The gist is that Magary once enjoyed Artest as something of a lovable, genuine goof, and Sunday's elbow on James Harden shattered such illusions. A selection of quotes, below:
- "The reason people like me got suckered was because we always fall for any athlete who, at least on the surface of things, is different from the rest. On the whole, athletes are boring as sh-- when they're not playing their sport, so we feel gratitude when someone, ANYONE, offers up something new."
- "There's no deeper meaning to Ron Artest. He's not that naive, and he's not that interesting. He was NEVER all that interesting."
- "Look past all the stunts and it's clear that Ron Artest isn't really a colorful character. He's not an interesting person. And he's not sympathetic. There's nothing to learn from the life of Ron Artest. Like Arenas, he's just a flaky sh--head. That's the full truth of his being.

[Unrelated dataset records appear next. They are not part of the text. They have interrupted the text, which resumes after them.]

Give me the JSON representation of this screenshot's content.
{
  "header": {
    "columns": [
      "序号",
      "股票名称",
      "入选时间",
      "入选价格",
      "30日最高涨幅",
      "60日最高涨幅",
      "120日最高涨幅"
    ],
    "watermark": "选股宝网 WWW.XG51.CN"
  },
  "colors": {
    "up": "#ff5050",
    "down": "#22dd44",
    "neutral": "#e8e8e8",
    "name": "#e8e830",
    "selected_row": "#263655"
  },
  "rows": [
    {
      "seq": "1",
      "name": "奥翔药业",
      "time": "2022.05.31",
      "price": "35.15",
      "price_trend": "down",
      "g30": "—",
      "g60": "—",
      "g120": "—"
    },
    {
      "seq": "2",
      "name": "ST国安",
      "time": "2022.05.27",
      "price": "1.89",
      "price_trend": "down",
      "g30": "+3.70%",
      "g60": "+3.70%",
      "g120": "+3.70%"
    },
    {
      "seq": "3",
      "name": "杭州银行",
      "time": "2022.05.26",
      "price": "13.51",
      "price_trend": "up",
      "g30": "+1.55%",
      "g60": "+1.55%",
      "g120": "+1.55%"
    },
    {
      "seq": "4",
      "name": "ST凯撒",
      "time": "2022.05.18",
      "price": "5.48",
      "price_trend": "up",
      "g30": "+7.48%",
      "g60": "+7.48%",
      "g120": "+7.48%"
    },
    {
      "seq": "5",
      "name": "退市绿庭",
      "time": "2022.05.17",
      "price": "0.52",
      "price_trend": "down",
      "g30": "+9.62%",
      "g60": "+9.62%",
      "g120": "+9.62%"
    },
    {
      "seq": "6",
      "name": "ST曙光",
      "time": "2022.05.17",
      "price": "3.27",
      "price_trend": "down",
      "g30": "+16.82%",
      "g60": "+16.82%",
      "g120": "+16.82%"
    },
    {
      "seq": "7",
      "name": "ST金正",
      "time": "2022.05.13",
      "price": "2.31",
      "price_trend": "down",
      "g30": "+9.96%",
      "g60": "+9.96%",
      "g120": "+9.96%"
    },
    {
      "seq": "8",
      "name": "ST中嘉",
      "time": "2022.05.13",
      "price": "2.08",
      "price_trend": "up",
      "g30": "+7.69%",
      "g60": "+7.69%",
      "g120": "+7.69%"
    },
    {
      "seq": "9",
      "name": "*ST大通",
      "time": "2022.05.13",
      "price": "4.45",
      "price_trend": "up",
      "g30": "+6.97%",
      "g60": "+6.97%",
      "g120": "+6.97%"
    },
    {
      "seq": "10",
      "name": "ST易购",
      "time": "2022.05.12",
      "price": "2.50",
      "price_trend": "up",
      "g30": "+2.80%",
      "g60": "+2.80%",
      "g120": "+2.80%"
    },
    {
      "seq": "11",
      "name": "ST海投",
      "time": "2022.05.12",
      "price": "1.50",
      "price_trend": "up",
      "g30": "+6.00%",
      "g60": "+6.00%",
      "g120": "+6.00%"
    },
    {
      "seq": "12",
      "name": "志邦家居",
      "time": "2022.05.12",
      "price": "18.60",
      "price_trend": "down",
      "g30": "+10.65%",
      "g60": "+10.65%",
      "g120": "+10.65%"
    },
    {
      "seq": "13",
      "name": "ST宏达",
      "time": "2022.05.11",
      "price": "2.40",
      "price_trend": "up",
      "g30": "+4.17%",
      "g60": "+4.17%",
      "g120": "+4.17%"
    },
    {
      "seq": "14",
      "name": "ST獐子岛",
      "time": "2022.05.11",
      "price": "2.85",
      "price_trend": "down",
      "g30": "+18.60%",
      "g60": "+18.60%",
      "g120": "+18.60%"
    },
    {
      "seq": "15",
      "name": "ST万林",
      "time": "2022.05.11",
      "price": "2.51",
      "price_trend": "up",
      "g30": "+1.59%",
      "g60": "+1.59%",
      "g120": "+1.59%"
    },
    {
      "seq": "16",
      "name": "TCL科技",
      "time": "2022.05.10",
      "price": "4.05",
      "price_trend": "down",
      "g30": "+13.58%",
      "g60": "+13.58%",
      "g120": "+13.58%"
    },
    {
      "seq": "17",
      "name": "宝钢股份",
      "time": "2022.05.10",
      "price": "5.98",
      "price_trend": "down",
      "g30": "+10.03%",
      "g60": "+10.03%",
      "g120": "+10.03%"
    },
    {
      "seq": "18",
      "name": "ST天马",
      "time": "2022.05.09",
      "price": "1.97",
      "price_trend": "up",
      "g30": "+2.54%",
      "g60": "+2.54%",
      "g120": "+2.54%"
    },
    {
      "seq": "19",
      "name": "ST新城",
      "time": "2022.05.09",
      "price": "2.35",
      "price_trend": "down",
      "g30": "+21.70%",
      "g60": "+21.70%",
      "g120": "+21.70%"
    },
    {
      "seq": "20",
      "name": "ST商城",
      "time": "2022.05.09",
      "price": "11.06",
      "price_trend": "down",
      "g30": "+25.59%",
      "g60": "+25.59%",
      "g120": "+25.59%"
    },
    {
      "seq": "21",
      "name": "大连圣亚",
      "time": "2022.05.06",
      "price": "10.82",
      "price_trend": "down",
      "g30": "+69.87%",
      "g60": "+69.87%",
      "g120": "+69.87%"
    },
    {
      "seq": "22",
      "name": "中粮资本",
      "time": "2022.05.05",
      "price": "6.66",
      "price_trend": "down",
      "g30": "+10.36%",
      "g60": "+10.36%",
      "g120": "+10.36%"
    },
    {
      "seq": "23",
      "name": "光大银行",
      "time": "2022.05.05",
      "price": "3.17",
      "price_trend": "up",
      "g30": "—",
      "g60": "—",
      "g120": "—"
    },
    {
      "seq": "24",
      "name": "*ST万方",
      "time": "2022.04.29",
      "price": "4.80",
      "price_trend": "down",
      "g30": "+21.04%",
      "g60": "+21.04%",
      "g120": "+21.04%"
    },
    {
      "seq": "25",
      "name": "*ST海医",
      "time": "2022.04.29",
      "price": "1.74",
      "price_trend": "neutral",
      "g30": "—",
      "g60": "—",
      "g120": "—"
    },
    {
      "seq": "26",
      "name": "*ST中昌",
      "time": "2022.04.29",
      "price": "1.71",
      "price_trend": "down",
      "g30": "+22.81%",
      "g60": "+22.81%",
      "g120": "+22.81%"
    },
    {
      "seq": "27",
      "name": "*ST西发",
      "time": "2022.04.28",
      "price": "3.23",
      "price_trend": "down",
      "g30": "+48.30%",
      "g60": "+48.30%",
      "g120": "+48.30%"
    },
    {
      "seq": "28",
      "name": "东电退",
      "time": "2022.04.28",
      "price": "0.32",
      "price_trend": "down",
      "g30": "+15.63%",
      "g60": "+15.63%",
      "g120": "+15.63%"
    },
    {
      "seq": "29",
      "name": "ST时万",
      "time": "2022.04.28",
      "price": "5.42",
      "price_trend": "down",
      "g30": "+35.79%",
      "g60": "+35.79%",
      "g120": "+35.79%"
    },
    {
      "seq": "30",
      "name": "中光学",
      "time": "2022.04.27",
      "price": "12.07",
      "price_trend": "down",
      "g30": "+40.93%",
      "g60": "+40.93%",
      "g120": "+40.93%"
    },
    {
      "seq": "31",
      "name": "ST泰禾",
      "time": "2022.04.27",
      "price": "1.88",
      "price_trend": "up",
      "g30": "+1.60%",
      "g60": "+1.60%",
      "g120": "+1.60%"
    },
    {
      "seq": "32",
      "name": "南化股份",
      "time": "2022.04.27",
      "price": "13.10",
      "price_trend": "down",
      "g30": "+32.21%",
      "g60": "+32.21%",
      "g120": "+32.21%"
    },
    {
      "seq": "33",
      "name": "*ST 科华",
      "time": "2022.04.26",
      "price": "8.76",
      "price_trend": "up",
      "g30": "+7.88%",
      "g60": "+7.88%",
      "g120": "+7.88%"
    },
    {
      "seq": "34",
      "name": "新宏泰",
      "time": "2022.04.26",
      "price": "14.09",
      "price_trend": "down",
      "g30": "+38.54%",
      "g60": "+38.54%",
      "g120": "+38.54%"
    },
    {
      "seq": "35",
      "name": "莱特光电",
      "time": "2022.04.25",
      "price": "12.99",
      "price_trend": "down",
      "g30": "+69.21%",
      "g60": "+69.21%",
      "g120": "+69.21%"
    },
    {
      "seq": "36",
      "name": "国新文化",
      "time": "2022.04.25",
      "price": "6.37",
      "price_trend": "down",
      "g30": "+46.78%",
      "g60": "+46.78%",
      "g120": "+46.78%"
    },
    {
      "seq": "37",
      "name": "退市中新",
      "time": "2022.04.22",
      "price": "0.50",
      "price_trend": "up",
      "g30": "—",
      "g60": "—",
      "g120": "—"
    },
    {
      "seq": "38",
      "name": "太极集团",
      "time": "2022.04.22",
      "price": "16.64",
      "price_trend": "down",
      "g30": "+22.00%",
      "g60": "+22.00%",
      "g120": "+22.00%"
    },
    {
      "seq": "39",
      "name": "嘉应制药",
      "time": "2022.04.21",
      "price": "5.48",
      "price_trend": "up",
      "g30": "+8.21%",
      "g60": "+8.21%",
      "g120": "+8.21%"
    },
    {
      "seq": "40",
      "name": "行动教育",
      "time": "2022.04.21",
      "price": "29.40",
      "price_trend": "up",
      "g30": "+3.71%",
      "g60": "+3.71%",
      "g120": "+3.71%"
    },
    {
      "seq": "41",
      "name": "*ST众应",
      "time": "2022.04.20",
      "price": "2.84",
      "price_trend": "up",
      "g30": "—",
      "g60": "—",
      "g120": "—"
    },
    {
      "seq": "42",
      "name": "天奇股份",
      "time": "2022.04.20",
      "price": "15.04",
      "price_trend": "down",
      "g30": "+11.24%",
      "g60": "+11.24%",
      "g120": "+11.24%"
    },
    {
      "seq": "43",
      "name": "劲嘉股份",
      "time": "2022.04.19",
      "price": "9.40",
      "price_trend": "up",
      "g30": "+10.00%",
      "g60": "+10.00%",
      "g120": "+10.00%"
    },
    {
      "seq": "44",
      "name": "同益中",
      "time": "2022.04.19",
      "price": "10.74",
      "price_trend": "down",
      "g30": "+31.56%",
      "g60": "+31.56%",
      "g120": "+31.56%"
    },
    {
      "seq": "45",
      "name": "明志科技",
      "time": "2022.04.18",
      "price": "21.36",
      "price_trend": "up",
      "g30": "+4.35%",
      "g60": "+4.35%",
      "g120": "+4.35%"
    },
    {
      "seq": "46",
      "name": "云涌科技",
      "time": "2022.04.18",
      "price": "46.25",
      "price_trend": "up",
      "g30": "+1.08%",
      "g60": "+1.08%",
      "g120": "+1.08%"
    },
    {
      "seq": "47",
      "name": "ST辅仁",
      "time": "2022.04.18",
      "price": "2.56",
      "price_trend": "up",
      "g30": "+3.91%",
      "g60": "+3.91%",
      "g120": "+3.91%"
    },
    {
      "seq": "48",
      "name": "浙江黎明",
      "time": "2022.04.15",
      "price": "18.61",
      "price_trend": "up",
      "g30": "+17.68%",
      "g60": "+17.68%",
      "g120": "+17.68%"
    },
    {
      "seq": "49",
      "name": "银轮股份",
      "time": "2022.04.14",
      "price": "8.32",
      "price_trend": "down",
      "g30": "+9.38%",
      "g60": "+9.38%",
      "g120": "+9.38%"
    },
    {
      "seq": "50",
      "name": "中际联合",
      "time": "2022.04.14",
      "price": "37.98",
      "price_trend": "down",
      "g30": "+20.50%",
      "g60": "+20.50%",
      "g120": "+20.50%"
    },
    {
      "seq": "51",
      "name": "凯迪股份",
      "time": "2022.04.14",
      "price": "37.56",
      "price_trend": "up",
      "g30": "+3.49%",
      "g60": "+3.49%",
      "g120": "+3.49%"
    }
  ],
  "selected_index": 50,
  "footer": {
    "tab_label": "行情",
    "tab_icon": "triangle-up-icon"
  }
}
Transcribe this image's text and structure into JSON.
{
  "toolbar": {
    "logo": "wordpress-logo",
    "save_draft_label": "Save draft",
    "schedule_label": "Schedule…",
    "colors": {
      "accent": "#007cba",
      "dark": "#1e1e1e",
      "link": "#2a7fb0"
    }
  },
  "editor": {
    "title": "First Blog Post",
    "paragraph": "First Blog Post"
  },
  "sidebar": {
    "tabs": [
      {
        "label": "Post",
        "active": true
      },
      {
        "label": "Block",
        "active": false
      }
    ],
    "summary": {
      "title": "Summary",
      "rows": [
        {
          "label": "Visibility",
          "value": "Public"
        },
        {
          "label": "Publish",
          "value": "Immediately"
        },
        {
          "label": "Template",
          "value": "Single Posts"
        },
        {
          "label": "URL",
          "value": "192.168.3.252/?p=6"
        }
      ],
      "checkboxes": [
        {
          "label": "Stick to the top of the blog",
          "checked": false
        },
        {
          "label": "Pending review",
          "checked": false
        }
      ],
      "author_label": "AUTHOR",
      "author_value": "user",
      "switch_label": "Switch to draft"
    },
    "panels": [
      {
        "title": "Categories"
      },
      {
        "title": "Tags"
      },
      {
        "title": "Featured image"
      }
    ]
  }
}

At his core, he's a boring player—one who can't shoot, can't jump, and can't dribble—with a violent streak who stumbled into making a briefly popular brand out of his own blithering idiocy."
- "He's run out of chances to try and convince the world that he's something other than a surly moron."
While I agree with Drew's thesis that media types have a tendency to over-hype any athlete who seems remotely interesting or different, it's not fair to come to one conclusion about a human being via the TV filter and then to reach a wholly different conclusion by the same means.
The medium is inadequate for showing the totality and complexity of most guys in the league, and MWP is no exception. In short, we don't know these dudes. Even if they act like jackasses on the public stage, that space can be quite compartmentalized, divorced from everything else in their lives.
I did not know what to expect from basketball players when I started interviewing them, I suppose I anticipated they'd be boring, just like Magary posits. After some time, I've reached a different conclusion: People who perform improvisational acts in front of 20,000 fans tend to be damn interesting.
The problem is that we, the media hacks, ask them boring questions. Just try responding to a leading, dull question, see how smart you seem.
If I confronted a renowned chemist with a query like, "So the lab's really coming together, huh?" or "How did it feel to do your job successfully," they would likely respond with vocalized gruel. And this isn't even factoring in how there is immense pressure on athletes not to be interesting. The astute quote can get you publicly scorned or fired. For most basketball players, it pays to be cliche.
Metta World Peace managed to exist outside this boring quote treadmill, and it has worked to his advantage. But I don't believe he goes about it in a cynical fashion. Or, if he does, he combines that strategy with another one: MWP is glowingly kind in an interview setting. Through two years, I've never interviewed a nicer, more patient player. And not just "nice" in the basic sense. I'm talking John Ritter nice—the kind of interview that leaves a person feeling better for having experienced it.
He could still be a bad guy on the balance for all I know. A couple interviews does not make me an expert on the totality of Artest's being, but it's enough to convince me that he's not just any one thing. The fallacy is believing that we know. We don't.
Perhaps, Metta has missed his chance to convince the world that he's something other than a surly moron, but why should I trust a "world" that held a different opinion last week? He's the same guy today and no more understood.